June 13, 2005
NO ONE SAVES LESS THAN THEY USED TO:
Man's new best friend could be Roth 401(k) (TERRY SAVAGE, 6/12/05, Chicago SUN-TIMES)
[W]hat do you get when you cross a Roth IRA with a 40l(k) plan? You get a Roth 40l(k) -- and it's no dog of an investment. It's a new opportunity that will face employees in January 2006.Companies will be offering employees a choice: You can continue making a pre-tax contribution to your company 40l(k) retirement plan. That means you'll pay taxes on all the money you withdraw at retirement, with the amount of tax depending on your tax bracket at that time.
Or, your employer may offer you the chance to make an after-tax Roth contribution to your company retirement plan. In effect, you're contributing to a Roth 40l(k). And since you've paid taxes on the contribution, that money and all the growth of your investments over the years, will come out completely tax-free.
Complicated but worth it
Yes, it's complicated. Since employees will be allowed to split their contributions between traditional pre-tax IRAs and new Roth 40l(k) after-tax plans, the record-keeping will be challenging. But major plan custodians, such as Vanguard, are already gearing up to provide the computer systems to enable this new dual system, according to Steve Utkus, director of the Vanguard Center for Retirement Research.
Says Utkus, "The real challenge will be for employees to decide which type of contribution to make."

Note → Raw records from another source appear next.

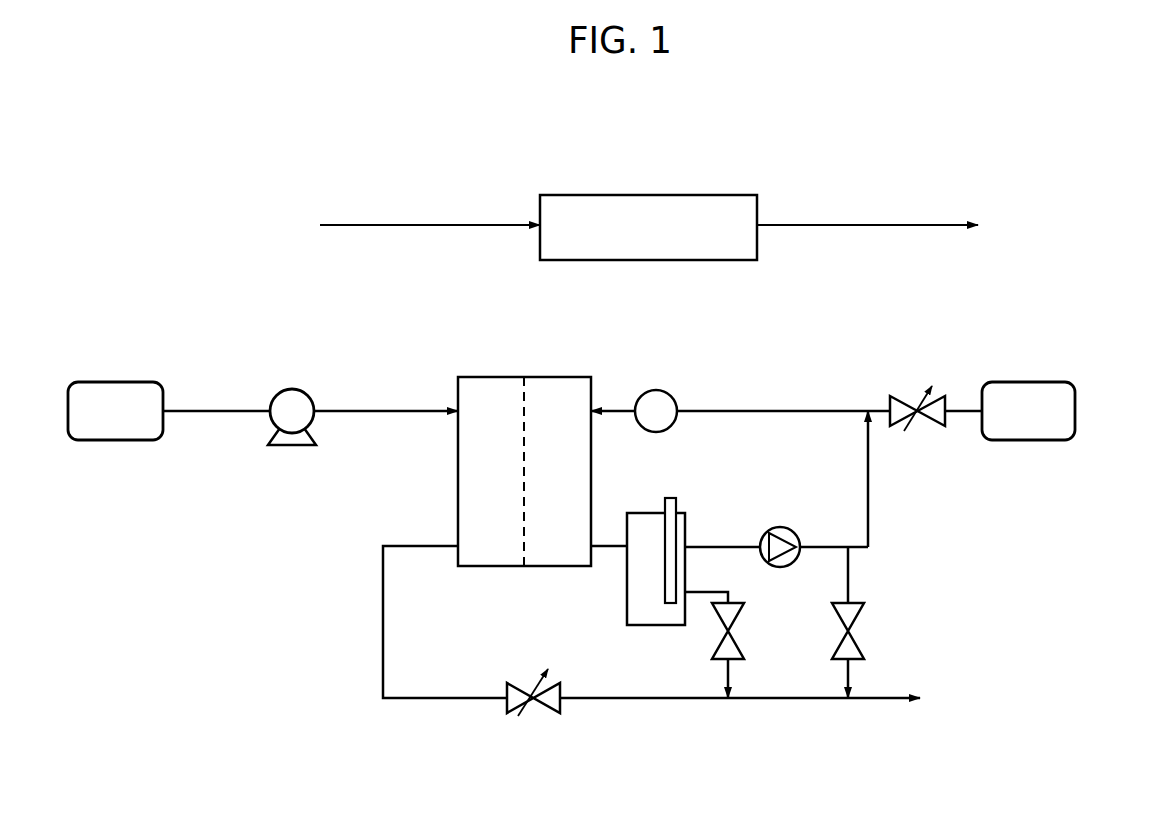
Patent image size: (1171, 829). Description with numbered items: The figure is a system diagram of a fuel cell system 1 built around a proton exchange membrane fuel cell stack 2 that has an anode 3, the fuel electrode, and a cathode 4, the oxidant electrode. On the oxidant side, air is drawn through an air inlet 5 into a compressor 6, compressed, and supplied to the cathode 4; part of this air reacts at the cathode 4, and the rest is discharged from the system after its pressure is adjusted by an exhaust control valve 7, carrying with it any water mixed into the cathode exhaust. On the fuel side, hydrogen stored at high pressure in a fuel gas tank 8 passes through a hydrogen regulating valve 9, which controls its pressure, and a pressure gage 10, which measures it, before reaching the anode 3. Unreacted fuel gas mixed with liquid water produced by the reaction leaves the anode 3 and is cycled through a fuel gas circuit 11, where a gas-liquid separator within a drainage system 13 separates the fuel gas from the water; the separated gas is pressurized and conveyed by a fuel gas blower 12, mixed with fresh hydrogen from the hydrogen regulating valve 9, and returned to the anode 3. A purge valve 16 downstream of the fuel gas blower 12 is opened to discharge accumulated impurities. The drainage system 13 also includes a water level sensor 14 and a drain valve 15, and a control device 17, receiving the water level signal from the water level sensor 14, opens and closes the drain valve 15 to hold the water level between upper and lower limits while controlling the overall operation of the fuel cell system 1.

The fuel cell system 1 is at (551, 108).
The proton exchange membrane fuel cell stack 2 is at (524, 428).
The anode 3 is at (591, 490).
The cathode 4 is at (458, 488).
The air inlet 5 is at (115, 440).
The compressor 6 is at (291, 388).
The exhaust control valve 7 is at (505, 684).
The fuel gas tank 8 is at (1005, 383).
The hydrogen regulating valve 9 is at (900, 398).
The pressure gage 10 is at (672, 395).
The fuel gas circuit 11 is at (870, 513).
The fuel gas blower 12 is at (775, 527).
The drainage system 13 is at (643, 625).
The water level sensor 14 is at (668, 603).
The drain valve 15 is at (735, 640).
The purge valve 16 is at (860, 635).
The control device 17 is at (713, 195).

We've all been taught the importance of pre-tax savings, growing tax deferred in the traditional 40l(k) plan. The idea is to pay the taxes later, after retirement, when you'll surely be in a lower tax bracket.
But that's not necessarily the case. In fact, many people -- lower-income as well as higher-income workers -- might be far better off paying the taxes right now, and making an after-tax contribution to this new type of Roth 40l(k) plan.
Why not exempt them from taxes all together? Posted by Orrin Judd at June 13, 2005 10:17 AM
If you feel lucky. Putting money in a Roth instrument means basically taking the government's word for it that they won't change the law to also tax your withdrawal in twenty or thirty years' time.